IROs should provide strategic support to the board and C-Suite, but engaging management can be one of the hardest things you do. A disconnect between these departments can hinder your targeting efforts, so you need to address this in the new year.

Aggregating IR intelligence generated by your program into a single platform makes reporting on your impact easier.

By streamlining reporting with purpose-built IR tools, you can deliver key insights about targeted investors and their behavior more efficiently. As a result, your C-Suite will be better prepared for one-on-one meetings and capital markets events.

4. Twitter’s Blue Check Fiasco

Before Elon Musk’s $44 billion acquisition of Twitter, the official blue check mark certified authentic brands, organizations, and public figures. Now, a subscription-based blue check verifies anyone willing to shell out $8 for the privilege.

You only need to look to accounts impersonating other brands to see how this can impact your IR strategy. A fake tweet from a “verified” Eli Lilly impersonator announced the pharmaceutical giant would supply its insulin for free.

The hoax cost the company billions when their shares nosedived following the tweet, not to mention innumerable PR damage as they issued a correction on their official Twitter.

This would be an opportune time to strengthen your IR narrative, upgrade your IR site, and evaluate your social media presence and the risk of staying on Twitter.
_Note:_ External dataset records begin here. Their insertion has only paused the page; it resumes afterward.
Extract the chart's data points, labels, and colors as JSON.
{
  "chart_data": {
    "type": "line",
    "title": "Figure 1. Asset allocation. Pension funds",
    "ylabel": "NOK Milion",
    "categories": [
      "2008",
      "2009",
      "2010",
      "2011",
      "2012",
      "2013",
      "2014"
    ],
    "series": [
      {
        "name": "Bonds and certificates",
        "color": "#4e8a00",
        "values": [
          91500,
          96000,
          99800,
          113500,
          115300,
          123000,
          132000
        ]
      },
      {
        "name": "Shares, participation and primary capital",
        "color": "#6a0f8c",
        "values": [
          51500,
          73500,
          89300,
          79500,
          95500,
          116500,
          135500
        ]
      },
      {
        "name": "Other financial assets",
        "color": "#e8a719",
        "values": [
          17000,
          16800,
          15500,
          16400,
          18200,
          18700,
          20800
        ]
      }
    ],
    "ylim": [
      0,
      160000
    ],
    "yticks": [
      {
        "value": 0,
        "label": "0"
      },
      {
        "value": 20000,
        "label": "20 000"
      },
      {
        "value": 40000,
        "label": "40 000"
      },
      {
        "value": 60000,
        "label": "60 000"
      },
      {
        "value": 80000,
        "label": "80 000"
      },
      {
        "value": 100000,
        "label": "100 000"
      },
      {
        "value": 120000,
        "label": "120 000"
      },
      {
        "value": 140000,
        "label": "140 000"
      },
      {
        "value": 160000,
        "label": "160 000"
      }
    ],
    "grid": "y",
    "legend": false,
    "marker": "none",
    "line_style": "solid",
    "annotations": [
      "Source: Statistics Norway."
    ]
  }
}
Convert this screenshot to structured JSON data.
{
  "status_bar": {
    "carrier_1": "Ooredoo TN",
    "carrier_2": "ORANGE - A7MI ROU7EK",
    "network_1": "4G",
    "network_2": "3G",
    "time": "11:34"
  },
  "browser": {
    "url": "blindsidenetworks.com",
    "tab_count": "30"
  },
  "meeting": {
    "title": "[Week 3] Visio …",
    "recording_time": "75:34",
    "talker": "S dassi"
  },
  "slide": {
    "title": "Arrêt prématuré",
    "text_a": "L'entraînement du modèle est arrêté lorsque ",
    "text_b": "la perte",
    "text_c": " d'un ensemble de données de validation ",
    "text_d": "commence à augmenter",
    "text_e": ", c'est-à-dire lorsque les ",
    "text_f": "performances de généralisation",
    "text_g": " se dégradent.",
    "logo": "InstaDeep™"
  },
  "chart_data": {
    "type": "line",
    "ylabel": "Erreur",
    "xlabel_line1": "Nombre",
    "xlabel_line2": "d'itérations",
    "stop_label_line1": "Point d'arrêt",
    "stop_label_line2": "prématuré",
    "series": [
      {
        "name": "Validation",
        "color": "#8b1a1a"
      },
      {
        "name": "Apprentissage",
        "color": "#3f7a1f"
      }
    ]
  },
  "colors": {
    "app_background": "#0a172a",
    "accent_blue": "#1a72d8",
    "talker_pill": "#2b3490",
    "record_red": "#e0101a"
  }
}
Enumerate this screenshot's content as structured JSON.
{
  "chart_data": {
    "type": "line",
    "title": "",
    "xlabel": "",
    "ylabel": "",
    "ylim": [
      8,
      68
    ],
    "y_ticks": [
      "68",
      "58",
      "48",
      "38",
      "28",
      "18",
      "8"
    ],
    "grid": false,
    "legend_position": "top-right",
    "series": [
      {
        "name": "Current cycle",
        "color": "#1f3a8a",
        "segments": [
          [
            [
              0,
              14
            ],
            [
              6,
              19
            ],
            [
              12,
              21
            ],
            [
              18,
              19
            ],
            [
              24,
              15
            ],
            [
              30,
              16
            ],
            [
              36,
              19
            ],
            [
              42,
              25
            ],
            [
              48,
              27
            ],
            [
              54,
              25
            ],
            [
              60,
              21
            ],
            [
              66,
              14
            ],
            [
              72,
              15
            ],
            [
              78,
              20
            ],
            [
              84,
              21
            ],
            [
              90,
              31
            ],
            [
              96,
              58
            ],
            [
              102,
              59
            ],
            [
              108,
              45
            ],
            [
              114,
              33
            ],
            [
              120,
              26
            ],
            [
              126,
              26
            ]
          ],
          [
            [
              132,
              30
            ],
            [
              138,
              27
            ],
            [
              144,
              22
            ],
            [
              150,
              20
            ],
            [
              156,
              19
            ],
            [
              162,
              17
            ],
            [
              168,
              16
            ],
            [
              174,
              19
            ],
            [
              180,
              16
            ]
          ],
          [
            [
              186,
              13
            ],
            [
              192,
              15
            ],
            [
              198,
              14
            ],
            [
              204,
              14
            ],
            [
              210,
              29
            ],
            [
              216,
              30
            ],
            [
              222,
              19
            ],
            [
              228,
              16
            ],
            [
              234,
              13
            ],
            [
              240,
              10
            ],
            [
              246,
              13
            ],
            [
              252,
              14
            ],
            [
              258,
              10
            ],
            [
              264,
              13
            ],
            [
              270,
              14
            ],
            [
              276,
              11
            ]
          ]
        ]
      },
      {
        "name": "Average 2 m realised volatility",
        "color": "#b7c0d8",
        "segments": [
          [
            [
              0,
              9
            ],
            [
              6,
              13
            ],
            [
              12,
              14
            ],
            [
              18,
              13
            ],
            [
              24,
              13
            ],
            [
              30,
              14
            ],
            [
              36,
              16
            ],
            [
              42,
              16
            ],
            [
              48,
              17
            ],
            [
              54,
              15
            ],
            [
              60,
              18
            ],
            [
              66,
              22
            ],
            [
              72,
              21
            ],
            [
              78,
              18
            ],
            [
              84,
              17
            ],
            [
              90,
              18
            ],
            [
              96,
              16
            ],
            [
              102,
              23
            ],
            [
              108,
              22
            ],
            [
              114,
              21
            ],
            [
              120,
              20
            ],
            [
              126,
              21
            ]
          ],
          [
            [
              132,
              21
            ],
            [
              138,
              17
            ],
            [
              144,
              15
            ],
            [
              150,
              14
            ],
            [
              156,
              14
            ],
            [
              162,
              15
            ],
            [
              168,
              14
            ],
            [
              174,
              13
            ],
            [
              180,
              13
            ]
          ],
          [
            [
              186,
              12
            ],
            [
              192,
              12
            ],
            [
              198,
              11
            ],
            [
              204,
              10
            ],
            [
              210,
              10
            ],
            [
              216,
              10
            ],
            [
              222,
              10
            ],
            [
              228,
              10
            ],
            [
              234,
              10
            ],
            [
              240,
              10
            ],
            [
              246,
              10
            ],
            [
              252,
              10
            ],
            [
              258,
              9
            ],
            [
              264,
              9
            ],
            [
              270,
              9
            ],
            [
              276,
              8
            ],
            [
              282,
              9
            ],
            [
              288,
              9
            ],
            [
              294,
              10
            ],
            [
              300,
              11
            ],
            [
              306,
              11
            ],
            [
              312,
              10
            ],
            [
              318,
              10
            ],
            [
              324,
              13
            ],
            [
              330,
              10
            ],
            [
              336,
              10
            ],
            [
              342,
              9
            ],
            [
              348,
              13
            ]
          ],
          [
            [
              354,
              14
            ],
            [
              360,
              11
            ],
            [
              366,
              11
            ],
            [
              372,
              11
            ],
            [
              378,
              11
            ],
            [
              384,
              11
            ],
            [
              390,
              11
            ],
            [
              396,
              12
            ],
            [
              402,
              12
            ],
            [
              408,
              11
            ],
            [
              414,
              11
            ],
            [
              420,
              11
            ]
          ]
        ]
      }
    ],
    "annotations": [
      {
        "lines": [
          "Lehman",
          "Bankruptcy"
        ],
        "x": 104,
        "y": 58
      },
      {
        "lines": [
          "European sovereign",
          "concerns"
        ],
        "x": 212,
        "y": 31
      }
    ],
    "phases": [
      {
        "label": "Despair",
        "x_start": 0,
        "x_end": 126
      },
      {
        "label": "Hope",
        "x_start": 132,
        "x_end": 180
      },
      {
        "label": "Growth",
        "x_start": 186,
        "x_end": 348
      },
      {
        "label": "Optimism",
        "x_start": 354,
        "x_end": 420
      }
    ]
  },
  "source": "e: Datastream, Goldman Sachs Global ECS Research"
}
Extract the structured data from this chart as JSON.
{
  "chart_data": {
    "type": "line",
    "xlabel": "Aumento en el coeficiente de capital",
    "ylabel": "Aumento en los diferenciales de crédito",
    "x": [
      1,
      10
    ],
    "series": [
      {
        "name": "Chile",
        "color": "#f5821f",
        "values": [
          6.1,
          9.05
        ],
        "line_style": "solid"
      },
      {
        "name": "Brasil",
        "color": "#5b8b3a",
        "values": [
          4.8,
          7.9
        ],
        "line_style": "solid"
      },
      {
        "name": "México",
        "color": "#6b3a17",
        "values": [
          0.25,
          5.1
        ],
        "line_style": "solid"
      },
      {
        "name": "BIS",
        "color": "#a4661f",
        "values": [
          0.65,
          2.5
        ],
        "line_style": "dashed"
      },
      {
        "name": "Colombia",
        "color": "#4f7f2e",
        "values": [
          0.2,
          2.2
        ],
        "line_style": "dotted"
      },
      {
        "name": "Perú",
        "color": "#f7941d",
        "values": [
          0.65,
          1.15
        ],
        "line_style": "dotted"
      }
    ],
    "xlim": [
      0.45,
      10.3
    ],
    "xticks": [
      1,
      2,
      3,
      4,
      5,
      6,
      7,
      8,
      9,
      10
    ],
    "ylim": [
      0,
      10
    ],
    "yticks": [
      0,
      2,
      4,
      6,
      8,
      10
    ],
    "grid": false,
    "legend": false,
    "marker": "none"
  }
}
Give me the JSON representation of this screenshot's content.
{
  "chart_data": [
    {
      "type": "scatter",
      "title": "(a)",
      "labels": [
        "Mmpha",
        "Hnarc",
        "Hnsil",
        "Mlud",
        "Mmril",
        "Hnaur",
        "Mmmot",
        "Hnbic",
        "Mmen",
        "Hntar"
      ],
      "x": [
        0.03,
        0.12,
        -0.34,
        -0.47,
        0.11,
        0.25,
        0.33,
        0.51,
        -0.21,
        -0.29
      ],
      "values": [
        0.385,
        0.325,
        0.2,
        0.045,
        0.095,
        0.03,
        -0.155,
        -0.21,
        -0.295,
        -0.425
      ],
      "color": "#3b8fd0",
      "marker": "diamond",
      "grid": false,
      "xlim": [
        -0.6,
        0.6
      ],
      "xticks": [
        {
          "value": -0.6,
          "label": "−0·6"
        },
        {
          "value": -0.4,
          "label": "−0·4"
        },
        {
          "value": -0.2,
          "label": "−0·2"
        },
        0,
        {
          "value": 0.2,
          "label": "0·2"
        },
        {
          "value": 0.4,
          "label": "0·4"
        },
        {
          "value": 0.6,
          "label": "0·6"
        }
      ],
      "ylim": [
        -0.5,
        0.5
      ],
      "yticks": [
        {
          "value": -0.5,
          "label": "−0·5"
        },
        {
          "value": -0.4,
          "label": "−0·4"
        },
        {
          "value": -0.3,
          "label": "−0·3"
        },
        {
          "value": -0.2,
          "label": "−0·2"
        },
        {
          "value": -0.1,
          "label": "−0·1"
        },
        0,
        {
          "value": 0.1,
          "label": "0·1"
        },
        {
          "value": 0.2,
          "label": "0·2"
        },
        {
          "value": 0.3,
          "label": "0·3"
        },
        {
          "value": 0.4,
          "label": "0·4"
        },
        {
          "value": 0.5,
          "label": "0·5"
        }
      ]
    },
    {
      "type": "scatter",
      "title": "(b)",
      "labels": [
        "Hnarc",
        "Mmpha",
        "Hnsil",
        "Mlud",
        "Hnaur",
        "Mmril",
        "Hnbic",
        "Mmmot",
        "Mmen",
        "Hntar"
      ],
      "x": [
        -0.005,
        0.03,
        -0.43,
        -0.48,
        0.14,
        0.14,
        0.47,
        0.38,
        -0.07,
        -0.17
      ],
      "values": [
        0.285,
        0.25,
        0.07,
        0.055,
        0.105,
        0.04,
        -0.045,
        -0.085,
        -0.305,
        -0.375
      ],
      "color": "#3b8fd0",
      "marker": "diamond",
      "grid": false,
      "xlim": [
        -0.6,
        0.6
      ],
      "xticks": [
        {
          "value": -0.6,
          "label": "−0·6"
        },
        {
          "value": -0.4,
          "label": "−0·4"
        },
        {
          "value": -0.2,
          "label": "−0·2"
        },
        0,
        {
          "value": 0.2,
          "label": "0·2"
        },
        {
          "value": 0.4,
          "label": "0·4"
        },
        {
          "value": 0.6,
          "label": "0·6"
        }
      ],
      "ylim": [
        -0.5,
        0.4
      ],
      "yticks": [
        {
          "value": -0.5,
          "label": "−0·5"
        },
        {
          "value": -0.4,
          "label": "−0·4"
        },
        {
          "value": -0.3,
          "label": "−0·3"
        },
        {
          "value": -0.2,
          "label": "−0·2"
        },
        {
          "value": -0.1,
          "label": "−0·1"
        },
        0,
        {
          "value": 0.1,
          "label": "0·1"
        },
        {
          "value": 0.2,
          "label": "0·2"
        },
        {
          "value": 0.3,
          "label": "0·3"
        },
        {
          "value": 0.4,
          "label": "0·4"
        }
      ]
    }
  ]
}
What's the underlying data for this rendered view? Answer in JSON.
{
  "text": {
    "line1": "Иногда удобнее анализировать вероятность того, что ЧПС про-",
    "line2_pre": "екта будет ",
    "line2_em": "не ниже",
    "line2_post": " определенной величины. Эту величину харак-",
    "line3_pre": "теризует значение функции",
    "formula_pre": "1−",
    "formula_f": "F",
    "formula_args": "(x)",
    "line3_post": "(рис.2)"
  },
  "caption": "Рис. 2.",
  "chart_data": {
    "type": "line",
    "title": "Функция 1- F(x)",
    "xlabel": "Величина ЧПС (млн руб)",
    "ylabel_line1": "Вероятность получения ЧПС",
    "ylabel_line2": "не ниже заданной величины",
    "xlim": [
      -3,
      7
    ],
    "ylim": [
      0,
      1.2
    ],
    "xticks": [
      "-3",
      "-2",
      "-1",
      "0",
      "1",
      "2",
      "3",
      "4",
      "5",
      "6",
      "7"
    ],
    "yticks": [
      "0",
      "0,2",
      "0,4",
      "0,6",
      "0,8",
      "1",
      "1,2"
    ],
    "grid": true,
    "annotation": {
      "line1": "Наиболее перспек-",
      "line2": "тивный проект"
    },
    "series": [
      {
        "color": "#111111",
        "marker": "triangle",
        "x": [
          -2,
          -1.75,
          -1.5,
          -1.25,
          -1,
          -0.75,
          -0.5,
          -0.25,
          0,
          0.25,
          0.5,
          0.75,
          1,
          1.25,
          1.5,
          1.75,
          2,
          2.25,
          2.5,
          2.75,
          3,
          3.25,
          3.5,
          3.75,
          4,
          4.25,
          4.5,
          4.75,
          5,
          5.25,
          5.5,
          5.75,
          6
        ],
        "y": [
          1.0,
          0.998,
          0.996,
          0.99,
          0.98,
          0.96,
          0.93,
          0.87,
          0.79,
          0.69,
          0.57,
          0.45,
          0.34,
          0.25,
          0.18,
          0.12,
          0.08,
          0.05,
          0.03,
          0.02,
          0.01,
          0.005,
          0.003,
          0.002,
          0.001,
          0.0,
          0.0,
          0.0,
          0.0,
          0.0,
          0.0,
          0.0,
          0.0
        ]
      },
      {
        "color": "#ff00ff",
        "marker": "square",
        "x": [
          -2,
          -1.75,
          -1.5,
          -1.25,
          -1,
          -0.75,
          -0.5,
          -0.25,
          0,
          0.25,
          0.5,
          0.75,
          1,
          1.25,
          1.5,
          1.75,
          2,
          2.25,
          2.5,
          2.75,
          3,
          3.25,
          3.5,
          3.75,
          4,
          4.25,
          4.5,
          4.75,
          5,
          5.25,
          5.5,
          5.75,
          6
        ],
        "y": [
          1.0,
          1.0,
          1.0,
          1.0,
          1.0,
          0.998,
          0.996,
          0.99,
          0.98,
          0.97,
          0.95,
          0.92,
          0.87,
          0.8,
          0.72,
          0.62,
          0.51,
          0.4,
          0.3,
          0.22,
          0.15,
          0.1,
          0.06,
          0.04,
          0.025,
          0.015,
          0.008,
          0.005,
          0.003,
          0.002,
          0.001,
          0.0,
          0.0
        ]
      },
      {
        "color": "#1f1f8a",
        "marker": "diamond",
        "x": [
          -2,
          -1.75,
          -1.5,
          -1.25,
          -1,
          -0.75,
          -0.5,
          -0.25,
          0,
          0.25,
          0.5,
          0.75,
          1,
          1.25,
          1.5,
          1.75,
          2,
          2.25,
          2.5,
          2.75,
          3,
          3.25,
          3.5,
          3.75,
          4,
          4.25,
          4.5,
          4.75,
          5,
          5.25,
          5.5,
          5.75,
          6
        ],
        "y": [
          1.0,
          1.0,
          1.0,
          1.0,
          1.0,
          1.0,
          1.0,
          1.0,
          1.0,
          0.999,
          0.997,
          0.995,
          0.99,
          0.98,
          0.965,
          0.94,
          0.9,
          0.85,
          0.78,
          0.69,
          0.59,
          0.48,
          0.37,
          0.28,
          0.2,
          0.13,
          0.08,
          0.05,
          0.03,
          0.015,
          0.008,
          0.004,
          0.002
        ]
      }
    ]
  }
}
Luckily, this blue-check fiasco comes at a time when most investors put more stock in your IR site than any other online source, including your Twitter account.

 

Bottom Line:

Changes in the social media landscape join other challenges of reporting, siloes, and targeting this year. But no challenge is insurmountable. With the right guidance and the appropriate tools, you can overcome any challenge your company faces in the new year.